Si en Afrique et dans d’autres pays hors du continent noir, la différentiation entre
communautés se fait sur la base de l’ethnie, dans d’autres pays, on parle de race ou de caste.
En effet, les pays multiraciaux se servent également de la race comme critère de
différentiation. Il en est de même pour les pays où les communautés sont structurées en castes.
Dans tous ces pays, les dénombrements de populations se font sur la base de ces critères, afin
de disposer des informations concernant les différentes catégories.
Cependant, « la catégorisation ethnique ou autre n'est pas nécessairement une action politique
à des fins discriminatives.

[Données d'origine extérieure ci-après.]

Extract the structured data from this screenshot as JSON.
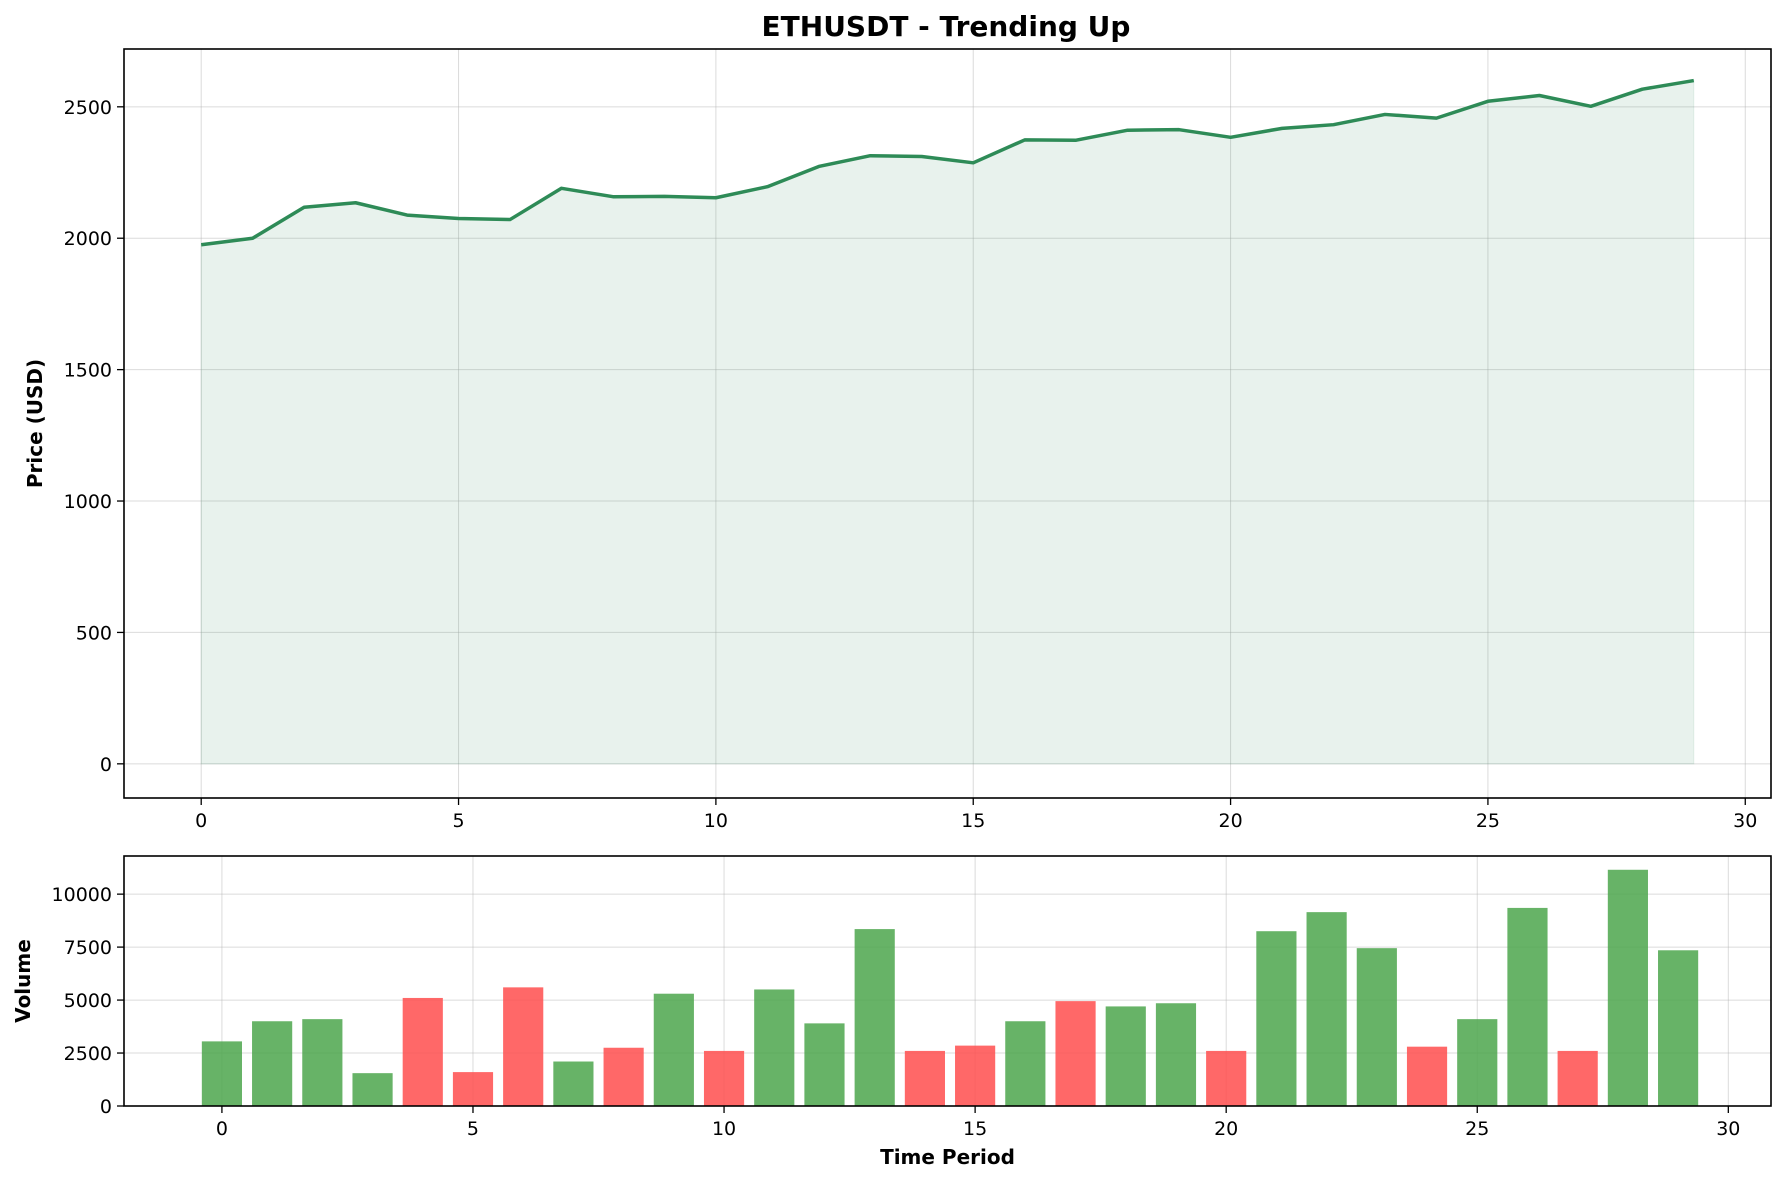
{
  "chart_data": [
    {
      "type": "area",
      "title": "ETHUSDT - Trending Up",
      "xlabel": "",
      "ylabel": "Price (USD)",
      "xlim": [
        -1.5,
        30.5
      ],
      "ylim": [
        -130,
        2720
      ],
      "xticks": [
        0,
        5,
        10,
        15,
        20,
        25,
        30
      ],
      "yticks": [
        0,
        500,
        1000,
        1500,
        2000,
        2500
      ],
      "grid": true,
      "colors": {
        "line": "#2e8b57",
        "fill": "#2e8b57"
      },
      "x": [
        0,
        1,
        2,
        3,
        4,
        5,
        6,
        7,
        8,
        9,
        10,
        11,
        12,
        13,
        14,
        15,
        16,
        17,
        18,
        19,
        20,
        21,
        22,
        23,
        24,
        25,
        26,
        27,
        28,
        29
      ],
      "series": [
        {
          "values": [
            1975,
            2000,
            2118,
            2135,
            2088,
            2075,
            2071,
            2190,
            2158,
            2159,
            2154,
            2196,
            2273,
            2314,
            2311,
            2287,
            2374,
            2373,
            2411,
            2413,
            2384,
            2418,
            2432,
            2471,
            2457,
            2521,
            2543,
            2502,
            2567,
            2600
          ]
        }
      ]
    },
    {
      "type": "bar",
      "title": "",
      "xlabel": "Time Period",
      "ylabel": "Volume",
      "xlim": [
        -1.95,
        30.85
      ],
      "ylim": [
        0,
        11800
      ],
      "xticks": [
        0,
        5,
        10,
        15,
        20,
        25,
        30
      ],
      "yticks": [
        0,
        2500,
        5000,
        7500,
        10000
      ],
      "grid": true,
      "colors": {
        "up": "#4ca64c",
        "down": "#ff4d4d"
      },
      "x": [
        0,
        1,
        2,
        3,
        4,
        5,
        6,
        7,
        8,
        9,
        10,
        11,
        12,
        13,
        14,
        15,
        16,
        17,
        18,
        19,
        20,
        21,
        22,
        23,
        24,
        25,
        26,
        27,
        28,
        29
      ],
      "values": [
        3050,
        4000,
        4100,
        1550,
        5100,
        1600,
        5600,
        2100,
        2750,
        5300,
        2600,
        5500,
        3900,
        8350,
        2600,
        2850,
        4000,
        4950,
        4700,
        4850,
        2600,
        8250,
        9150,
        7450,
        2800,
        4100,
        9350,
        2600,
        11150,
        7350
      ],
      "direction": [
        "up",
        "up",
        "up",
        "up",
        "down",
        "down",
        "down",
        "up",
        "down",
        "up",
        "down",
        "up",
        "up",
        "up",
        "down",
        "down",
        "up",
        "down",
        "up",
        "up",
        "down",
        "up",
        "up",
        "up",
        "down",
        "up",
        "up",
        "down",
        "up",
        "up"
      ]
    }
  ]
}
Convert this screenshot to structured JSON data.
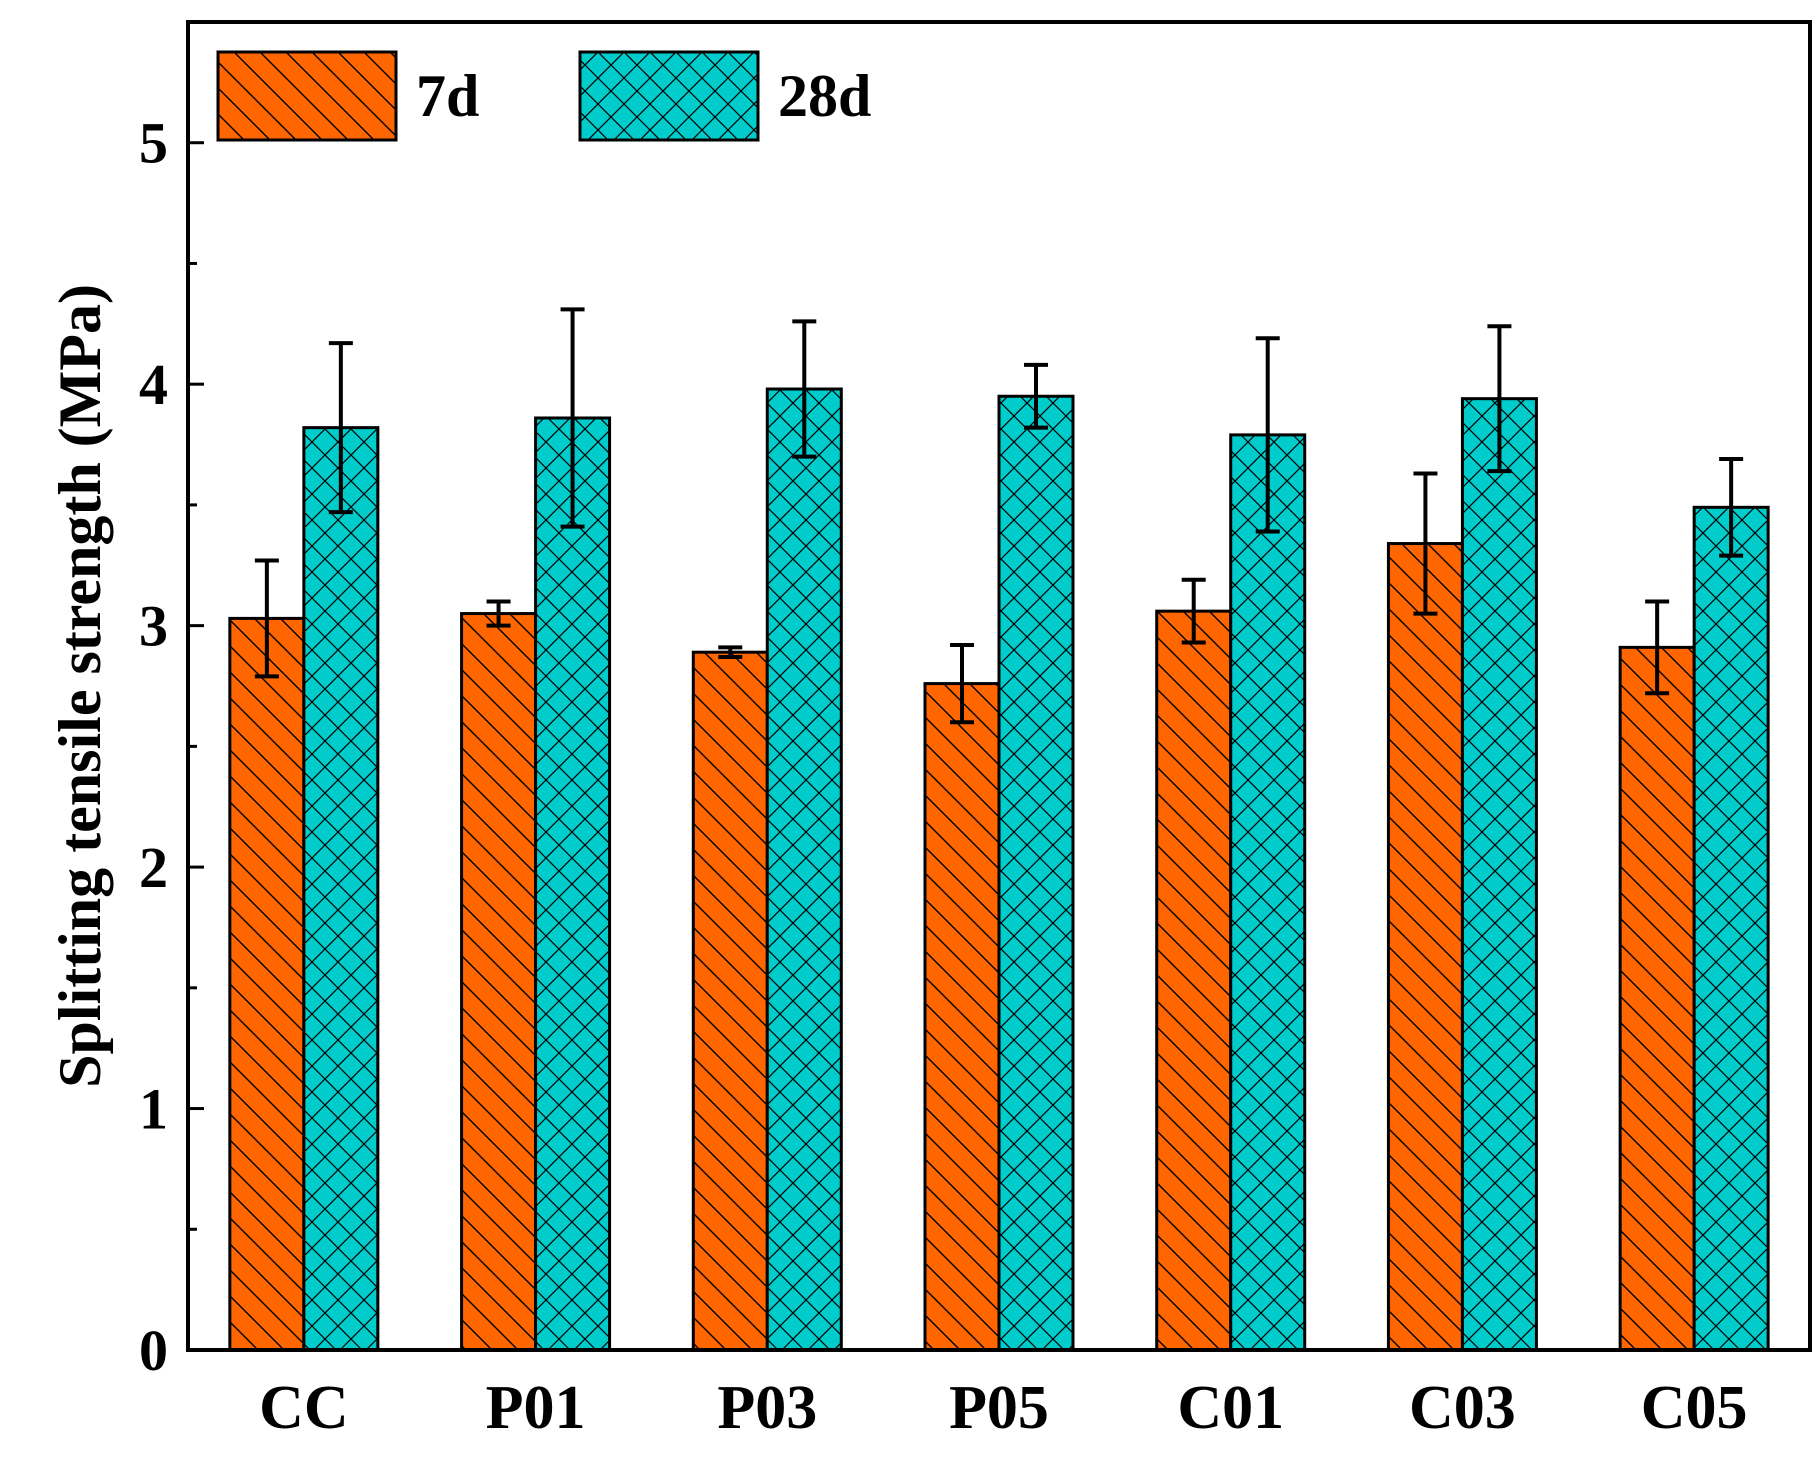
{
  "chart_data": {
    "type": "bar",
    "title": "",
    "xlabel": "",
    "ylabel": "Splitting tensile strength (MPa)",
    "ylim": [
      0,
      5.5
    ],
    "yticks": [
      0,
      1,
      2,
      3,
      4,
      5
    ],
    "categories": [
      "CC",
      "P01",
      "P03",
      "P05",
      "C01",
      "C03",
      "C05"
    ],
    "legend_position": "top-left",
    "series": [
      {
        "name": "7d",
        "color": "#ff6600",
        "pattern": "diagonal-hatch",
        "values": [
          3.03,
          3.05,
          2.89,
          2.76,
          3.06,
          3.34,
          2.91
        ],
        "errors": [
          0.24,
          0.05,
          0.02,
          0.16,
          0.13,
          0.29,
          0.19
        ]
      },
      {
        "name": "28d",
        "color": "#00cccc",
        "pattern": "cross-hatch",
        "values": [
          3.82,
          3.86,
          3.98,
          3.95,
          3.79,
          3.94,
          3.49
        ],
        "errors": [
          0.35,
          0.45,
          0.28,
          0.13,
          0.4,
          0.3,
          0.2
        ]
      }
    ]
  }
}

Il peut s'agir de discrimination positive et de mise en place de
mesures particulières pour ces groupes, comme le font les États-Unis pour ses minorités
raciales, l'Inde pour la caste des intouchables, la République populaire de Chine envers ses
diverses nationalités », et certainement le Canada depuis qu’il considère les groupes sociaux
issus de l'immigration comme des « groupes ethniques ».
« ETHINE » COMME VARIABLE DE COLLECTE DANS LES RECENSEMENTS
AFRICAINS
Nous examinons ici, les questionnaires des recensements généraux de population de quelques
pays africains. Comme nous le mentionnons plus haut, la plupart des pays africains ont inclus
la variable « ethnie » dans leurs questionnaires de recensement des années 1960 et 1970.
Mais, au fil du temps, l’on se rend compte que cette variable a disparu des questionnaires de
collecte de données de certains d’entre eux.
3
Ainsi, au Burkina Faso, la variable figurait dans le questionnaire du premier recensement
général de la population en 1975. Mais elle était absente aux recensements de 1985, 1996 et
2006. Les structures organisatrices des recensements lui ont préféré la langue parlée qui ne
recouvre pas les mêmes réalités que l’ethnie. Cependant, la variable « ethnie » est revenue
dans certaines enquêtes du pays comme l’enquête démographique de 1991, et l’enquête
démographique et de santé (EDS) de 1998/1999 ; ce qui n’est pas le cas pour l’EDS 2003.
Comme le Burkina Faso, d’autres pays ont intégré la variable ethnie dans le premier
recensement et l’ont abandonné par la suite. Par contre, d’autres ont poursuivi la collecte des
informations sur l’ethnie et les minorités.
Cette communication se propose de passer en revue les questionnaires des recensements de
quelques pays africains depuis les années 1970 pour y voir l’existence ou non des questions
sur l’ethnie ou sur des populations particulières (minorités). Deux groupes de pays seront
constitués : celui des pays qui ne collectent plus d’informations sur l’ethnie ou qui n’en ont
jamais fait, et celui des autres qui continuent de le faire. Pour ce dernier groupe, nous
examinerons l’utilité des analyses qui sont faites des données collectées et les difficultés
rencontrées. Quant au premier groupe, les raisons déclarées ou supposées et qui sont à la base
d’une telle position seront examinées.